With the emphasis taken off of the contestants' looks (even though they're all cOiNcIdEnTaLlY super hot!), all they have are each other's voices to go on. And Mark, a 24-year-old fitness trainer, falls hard for Jessica's-or at least the bizarre voice that the 34-year-old regional manager puts on whenever she's talking to her dates.
How Jessica talks when she's with the other women is completely different from the way she talks when she's around Mark or in the pods talking to any of the other men. It's very obvious in the early episodes as we watch her weave between private confessionals and one-on-one interactions with Mark. Take this scene from Episode 3, where the engaged couples spend their first night together at a Cancún resort. Mark and Jessica walk out onto their balcony to hold one another as they watch the starry night sky.
"No one knows I'm in Mexico," Jessica says in a straight-to-camera confessional, her voice deep and full. "It's tripping me out!"
The show then cuts back to her little spooning into Mark's arms.
"I love hearing the waves crash on the beach," she tells him, her voice now lilting, high-pitched, upended, and fried. "That's, like, my favorite thing in the world."
The transition (or lack thereof) is jarring, and reveals something lots of women do, sometimes without even realizing it: the "sexy baby" voice Into the Gloss defined as "a mix of high pitch, vocal fry, and up-talk.">
This is not to be confused with using a baby voice, like the way you might soften your voice and smush your consonants as if you're talking to (at?) a dog or a toddler. I mean sexy baby. Baby talk is actually a sign of a healthy relationship, according to some experts, but sexy baby talk is a totawy diffewent pwobwem awtogethew.
For a more concrete example of what I'm talking about, look no further than the many sexy babies that pop culture has blessed us with. The voice features prominently in an episode of 30 Rock as well as Lake Bell's 2013 feature film, Paris Hilton famously revealed that the voice used during The Simple Life and her mid-aughts era of relevance was entirely put on, as she found it financially advantageous to do so.
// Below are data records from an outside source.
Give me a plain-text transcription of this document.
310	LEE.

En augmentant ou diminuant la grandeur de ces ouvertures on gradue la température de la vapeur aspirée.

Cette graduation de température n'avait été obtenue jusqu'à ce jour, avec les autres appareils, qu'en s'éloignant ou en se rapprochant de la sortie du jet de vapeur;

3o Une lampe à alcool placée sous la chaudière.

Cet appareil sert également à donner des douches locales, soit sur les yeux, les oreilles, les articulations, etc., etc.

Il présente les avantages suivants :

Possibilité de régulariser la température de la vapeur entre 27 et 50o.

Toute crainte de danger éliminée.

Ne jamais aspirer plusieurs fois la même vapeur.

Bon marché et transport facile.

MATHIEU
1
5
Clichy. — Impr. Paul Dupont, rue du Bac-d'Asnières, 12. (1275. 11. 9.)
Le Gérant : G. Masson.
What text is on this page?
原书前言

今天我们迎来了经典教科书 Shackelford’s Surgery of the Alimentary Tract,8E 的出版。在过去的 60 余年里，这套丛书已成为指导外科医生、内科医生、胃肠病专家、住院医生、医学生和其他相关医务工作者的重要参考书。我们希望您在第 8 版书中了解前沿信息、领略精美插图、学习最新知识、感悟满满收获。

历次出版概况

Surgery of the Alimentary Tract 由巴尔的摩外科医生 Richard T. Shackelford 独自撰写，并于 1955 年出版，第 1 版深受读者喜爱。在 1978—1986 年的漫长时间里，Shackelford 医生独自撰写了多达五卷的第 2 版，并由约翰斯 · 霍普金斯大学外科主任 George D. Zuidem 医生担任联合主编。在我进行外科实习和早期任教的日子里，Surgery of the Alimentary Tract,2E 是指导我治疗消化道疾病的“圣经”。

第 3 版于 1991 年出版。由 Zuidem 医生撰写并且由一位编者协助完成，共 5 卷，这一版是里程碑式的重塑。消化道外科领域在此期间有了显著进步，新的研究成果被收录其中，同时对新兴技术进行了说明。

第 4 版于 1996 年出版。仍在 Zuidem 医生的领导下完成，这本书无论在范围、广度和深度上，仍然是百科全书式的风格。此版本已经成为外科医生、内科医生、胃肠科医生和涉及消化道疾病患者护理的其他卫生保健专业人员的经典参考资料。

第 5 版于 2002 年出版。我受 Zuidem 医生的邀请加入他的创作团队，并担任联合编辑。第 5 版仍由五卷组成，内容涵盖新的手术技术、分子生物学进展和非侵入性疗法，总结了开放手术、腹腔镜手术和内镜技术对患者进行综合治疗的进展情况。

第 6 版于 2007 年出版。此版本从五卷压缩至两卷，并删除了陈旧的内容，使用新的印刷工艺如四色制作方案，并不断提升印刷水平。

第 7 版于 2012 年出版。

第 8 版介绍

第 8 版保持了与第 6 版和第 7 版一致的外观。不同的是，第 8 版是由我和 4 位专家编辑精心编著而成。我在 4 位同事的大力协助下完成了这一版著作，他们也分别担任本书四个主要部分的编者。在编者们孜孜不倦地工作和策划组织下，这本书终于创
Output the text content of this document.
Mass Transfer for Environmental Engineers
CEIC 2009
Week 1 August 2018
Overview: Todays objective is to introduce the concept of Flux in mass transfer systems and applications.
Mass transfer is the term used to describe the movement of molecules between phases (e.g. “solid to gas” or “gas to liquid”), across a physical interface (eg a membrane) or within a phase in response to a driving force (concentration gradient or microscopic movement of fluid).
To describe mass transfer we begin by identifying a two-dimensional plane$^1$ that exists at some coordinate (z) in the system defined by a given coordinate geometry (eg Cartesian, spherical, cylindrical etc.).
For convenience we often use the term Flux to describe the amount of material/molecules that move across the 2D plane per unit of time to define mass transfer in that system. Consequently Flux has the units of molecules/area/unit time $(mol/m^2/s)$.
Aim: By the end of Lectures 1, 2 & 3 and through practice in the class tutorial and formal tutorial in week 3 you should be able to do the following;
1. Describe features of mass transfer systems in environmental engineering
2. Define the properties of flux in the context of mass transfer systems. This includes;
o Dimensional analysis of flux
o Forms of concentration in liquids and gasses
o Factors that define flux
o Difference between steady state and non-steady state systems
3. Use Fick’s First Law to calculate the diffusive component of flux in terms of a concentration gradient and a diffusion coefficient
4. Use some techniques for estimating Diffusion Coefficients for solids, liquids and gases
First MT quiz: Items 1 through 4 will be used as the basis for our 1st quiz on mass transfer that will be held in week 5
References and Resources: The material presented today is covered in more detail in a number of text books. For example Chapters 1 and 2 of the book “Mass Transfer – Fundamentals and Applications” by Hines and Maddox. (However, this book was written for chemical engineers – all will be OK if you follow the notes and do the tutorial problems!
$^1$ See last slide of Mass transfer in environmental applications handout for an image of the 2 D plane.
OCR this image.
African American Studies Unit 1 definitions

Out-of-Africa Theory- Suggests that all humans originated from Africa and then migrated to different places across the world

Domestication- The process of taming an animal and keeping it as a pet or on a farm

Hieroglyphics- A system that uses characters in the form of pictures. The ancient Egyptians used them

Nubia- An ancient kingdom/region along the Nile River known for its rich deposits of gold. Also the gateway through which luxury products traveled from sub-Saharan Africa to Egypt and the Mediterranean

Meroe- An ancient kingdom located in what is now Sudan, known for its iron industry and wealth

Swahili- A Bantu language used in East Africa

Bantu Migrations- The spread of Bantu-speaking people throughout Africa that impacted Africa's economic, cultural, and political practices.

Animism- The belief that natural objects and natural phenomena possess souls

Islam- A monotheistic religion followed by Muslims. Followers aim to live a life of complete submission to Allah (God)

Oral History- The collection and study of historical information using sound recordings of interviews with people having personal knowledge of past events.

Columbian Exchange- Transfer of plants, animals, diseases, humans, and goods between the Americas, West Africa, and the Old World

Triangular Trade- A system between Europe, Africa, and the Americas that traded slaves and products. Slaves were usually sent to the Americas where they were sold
My personal favorite pop culture example of the sexy baby voice is the Lana Del Rey song "Off to the Races," where her voice goes up several octaves whenever she starts singing to her "old man."
Now, I'm not criticizing Jessica's voice for sounding distinctly feminine. I'm literally so uptalky and vocal fry-y when I speak-I get it! I'm also not criticizing her for changing the way she speaks depending on who she's talking to. Again: guilty! We all do that! I'm just curious as to why she's doing this specific voice in these specific circumstances.
There are a few possible reasons, according to Deborah Grayson Riegel, MSW, who wrote about adult women deploying the sexy baby voice for strategic purposes in a Psychology Today piece from 2017. Apparently, using a baby voice has the effect of minimizing its speaker's power, making her seem weaker in a given situation than she actually is. It can also make her seem more vulnerable and less capable of handling conflict-a very good strategy, whether intentional or not, for someone like Jessica who repeatedly ends her relationship with Mark, or comes very close to it, to pursue hunky red flag of a manchild named Barnett.
As the season wears on, Jessica slowly drops the unhinged sexy baby voice when she's around Mark, as we see her begin to open up and let her guard down to the man she's agreed to marry. But will she say "I do" (or even "I, like? Dew...") on the finale this Thursday? Guess we'll have to wait and see.